LUCAS Mauragis determined at age 13 that he wanted to be a professional footballer - nothing was going to stand in his way.
A year later, the ambitious midfielder moved from Merimbula on the South Coast to Canberra to further his game.
He lived in a small apartment with his sister, who was in year 12, for a year before coping on his own for three years. He'd ride a bicycle to training in between going to school and domestic duties.
Last week, Mauragis signed an 18-month scholarship with the Jets.
On Friday night, the now 18-year-old made his A-League debut off the bench in the scoreless draw with Central Coast in Gosford.
"I knew I was going to be travelling with the squad but I didn't know I was on the bench until just before the game," the left-sided specialist said.
Mauragis' dad, Darnus, made the nine-hour journey from the South Coast on spec and was in the stands for the special moment.
"I wasn't sure if I was going to play but he didn't want to miss me make my professional debut," Mauragis said. "He tries to make every game. It had always been a goal to get a run before the end of the season. I'm super keen to continue to develop and learn from the coaches and the older boys."
Jets youth team coach Daniel McBreen offered Mauragis a trial in November after he had watched a highlights video of the winger on Youtube.
Mauragis, who has started a psychology degree at Newcastle University, was one of the Jets' stand outs in the National Youth League season.
"Before the COVID shut down I was in and out of training," he said. "When they resumed after the break, I got a call from the club to train full-time because there was a bubble.
"I went back home to Merimbula for that period and trained quite hard on my own. Everything was in the air but I always try to find a positive. I thought it could be an opportunity for me to make the first team."

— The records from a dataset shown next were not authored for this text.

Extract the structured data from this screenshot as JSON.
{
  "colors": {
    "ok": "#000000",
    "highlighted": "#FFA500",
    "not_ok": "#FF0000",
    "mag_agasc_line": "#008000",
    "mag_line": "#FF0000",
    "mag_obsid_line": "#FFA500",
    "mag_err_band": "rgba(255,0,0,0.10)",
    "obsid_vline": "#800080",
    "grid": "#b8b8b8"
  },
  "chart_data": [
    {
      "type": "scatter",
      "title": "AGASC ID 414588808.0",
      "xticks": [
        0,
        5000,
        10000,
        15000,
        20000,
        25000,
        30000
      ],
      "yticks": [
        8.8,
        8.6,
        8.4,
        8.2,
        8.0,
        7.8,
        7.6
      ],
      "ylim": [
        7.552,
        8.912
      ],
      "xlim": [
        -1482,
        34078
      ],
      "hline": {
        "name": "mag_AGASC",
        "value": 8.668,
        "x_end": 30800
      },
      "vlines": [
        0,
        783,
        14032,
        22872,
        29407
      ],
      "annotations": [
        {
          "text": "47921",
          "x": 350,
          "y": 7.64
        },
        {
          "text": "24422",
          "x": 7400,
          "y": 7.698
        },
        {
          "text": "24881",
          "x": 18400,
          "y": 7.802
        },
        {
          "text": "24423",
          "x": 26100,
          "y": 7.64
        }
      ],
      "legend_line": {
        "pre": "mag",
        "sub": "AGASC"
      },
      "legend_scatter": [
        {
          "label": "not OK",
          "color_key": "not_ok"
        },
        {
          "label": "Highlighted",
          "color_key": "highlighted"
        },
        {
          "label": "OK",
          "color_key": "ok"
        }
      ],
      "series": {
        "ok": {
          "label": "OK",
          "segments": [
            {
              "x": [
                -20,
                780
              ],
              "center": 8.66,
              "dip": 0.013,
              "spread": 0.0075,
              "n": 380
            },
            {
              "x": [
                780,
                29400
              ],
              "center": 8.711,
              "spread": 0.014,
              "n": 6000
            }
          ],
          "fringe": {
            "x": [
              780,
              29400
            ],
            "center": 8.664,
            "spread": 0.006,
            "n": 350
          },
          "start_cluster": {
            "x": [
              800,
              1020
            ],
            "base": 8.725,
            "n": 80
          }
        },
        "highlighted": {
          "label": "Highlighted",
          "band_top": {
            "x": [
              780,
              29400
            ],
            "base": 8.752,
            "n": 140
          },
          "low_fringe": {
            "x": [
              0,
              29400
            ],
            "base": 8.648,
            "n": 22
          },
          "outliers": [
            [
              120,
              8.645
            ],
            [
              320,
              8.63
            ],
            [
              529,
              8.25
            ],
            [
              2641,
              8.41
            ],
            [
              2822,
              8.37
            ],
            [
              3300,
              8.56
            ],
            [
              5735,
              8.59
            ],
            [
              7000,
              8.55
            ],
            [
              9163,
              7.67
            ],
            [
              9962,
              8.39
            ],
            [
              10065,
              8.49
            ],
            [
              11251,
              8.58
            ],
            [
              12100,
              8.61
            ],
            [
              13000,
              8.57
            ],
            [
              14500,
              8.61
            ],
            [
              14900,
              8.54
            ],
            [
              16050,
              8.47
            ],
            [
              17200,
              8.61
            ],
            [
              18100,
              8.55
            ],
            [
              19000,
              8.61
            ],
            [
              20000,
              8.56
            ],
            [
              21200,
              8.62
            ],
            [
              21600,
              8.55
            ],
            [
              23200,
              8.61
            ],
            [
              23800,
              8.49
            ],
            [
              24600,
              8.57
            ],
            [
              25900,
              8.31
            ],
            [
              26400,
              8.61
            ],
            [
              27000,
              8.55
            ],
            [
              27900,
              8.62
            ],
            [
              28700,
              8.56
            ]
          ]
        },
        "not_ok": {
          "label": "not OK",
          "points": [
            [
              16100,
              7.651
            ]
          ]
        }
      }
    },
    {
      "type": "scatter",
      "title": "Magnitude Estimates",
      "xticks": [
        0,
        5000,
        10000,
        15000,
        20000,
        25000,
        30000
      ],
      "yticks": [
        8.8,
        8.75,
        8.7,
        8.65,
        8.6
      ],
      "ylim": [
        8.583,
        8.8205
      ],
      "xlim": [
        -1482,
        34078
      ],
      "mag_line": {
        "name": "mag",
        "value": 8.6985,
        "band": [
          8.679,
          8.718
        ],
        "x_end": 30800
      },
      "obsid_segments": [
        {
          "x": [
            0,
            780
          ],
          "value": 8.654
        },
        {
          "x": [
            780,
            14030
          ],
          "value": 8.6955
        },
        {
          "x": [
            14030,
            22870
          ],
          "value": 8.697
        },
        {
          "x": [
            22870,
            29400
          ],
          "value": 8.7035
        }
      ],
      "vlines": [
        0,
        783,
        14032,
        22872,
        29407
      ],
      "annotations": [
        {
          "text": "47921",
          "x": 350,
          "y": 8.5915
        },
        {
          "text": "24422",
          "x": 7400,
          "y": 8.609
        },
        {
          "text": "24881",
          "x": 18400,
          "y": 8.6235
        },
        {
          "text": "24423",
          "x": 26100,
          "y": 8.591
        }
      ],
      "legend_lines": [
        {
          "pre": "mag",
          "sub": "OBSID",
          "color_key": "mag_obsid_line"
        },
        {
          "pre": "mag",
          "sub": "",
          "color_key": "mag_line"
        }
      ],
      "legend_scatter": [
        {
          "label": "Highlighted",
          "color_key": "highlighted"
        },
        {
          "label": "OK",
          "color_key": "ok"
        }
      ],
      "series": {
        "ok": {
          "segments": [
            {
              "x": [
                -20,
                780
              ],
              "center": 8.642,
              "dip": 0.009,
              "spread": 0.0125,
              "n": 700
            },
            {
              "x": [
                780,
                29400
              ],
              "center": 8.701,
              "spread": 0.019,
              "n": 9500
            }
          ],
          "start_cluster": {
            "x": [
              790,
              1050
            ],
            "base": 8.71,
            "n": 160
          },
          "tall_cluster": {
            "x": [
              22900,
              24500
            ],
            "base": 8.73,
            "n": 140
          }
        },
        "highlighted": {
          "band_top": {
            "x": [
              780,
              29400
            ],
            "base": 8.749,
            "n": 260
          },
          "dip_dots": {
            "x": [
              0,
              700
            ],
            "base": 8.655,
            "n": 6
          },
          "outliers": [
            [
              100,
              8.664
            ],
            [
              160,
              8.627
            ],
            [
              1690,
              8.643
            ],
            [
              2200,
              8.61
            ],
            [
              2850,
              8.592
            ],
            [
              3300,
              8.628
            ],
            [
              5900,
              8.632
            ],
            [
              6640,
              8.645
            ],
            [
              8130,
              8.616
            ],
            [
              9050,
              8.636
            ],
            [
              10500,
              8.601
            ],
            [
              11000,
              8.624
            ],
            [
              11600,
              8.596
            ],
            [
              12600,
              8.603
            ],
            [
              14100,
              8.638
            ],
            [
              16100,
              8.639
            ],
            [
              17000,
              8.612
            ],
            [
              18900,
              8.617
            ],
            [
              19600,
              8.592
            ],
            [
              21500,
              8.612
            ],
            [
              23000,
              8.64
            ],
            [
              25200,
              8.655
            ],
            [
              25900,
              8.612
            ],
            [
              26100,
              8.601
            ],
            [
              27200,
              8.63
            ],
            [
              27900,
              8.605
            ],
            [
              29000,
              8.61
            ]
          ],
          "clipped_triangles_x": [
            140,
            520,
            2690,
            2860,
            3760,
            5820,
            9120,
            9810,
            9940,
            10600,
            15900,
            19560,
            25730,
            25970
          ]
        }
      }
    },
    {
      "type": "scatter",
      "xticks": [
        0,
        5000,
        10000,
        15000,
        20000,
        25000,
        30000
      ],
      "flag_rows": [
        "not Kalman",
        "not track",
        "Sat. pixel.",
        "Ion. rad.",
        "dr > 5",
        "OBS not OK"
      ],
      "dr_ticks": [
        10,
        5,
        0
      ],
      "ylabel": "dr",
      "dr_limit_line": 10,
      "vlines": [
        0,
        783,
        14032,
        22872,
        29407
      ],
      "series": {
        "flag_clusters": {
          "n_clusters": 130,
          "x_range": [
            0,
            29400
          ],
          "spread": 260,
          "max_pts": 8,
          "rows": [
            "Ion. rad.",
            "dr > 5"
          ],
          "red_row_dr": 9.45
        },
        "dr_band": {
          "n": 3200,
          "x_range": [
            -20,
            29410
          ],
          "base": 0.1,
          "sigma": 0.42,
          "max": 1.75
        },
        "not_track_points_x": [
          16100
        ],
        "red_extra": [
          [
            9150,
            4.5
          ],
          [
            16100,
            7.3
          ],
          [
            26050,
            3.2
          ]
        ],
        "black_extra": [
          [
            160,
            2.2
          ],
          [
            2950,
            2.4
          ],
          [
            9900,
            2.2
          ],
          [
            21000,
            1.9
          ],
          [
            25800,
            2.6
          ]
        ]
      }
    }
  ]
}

Mauragis played in the front third in the youth team, but was deployed as a left wingback for the final 14 minutes against the Mariners. He provided thrust up the left touchline and delivered a couple of searching crosses into the box.
"I'm usually a left winger but I played left wingback when I was at Canberra Croatia," Mauragis said "I'm pretty familiar with it and can play anywhere on the left side."
Mauragis was still 17 when he joined Canberra Croatia and has no doubts the experience he gained playing and training with men helped him step up to working with the Jets' A-League squad.
"I was already familiar with the adult style of football - the physicality and tempo," he said. "A lot of people thought I would struggle to get game time at Canberra Croatia. I ended up starting every game and had quite a few assists."
Maraugis, who is living in student accommodation in Newcastle, is eternally grateful to his parents for allowing him to pursue his dream at an early age.
"Before moving, I used to travel three hours each-way to Canberra twice a week," he said. "The far south coast competition was pretty small and wasn't very competitive. I had to show my parents I wanted a future in the sport. They gave me the opportunity to have a crack."
Mauragis did his final four years of school in Canberra, a Lyneham High and Dixon College.
"I grew up pretty fast," he said. "There were a lot of things I had to do on my own. It was a very small apartment. It was in an area close to a lot of the training facilities and school. I was able to ride my bike around and get where I needed to be. Sometimes I'd grab a lift to away games."
Meanwhile, Melbourne City will call the Hunter Valley home away from home for the remainder of their A-League campaign.
City are staying at the Crowne Plaza Hunter Valley and are training at Maitland Sports Ground.
They will commute to Sydney for games, starting with the clash against the Sky Blues at ANZ Stadium on Saturday.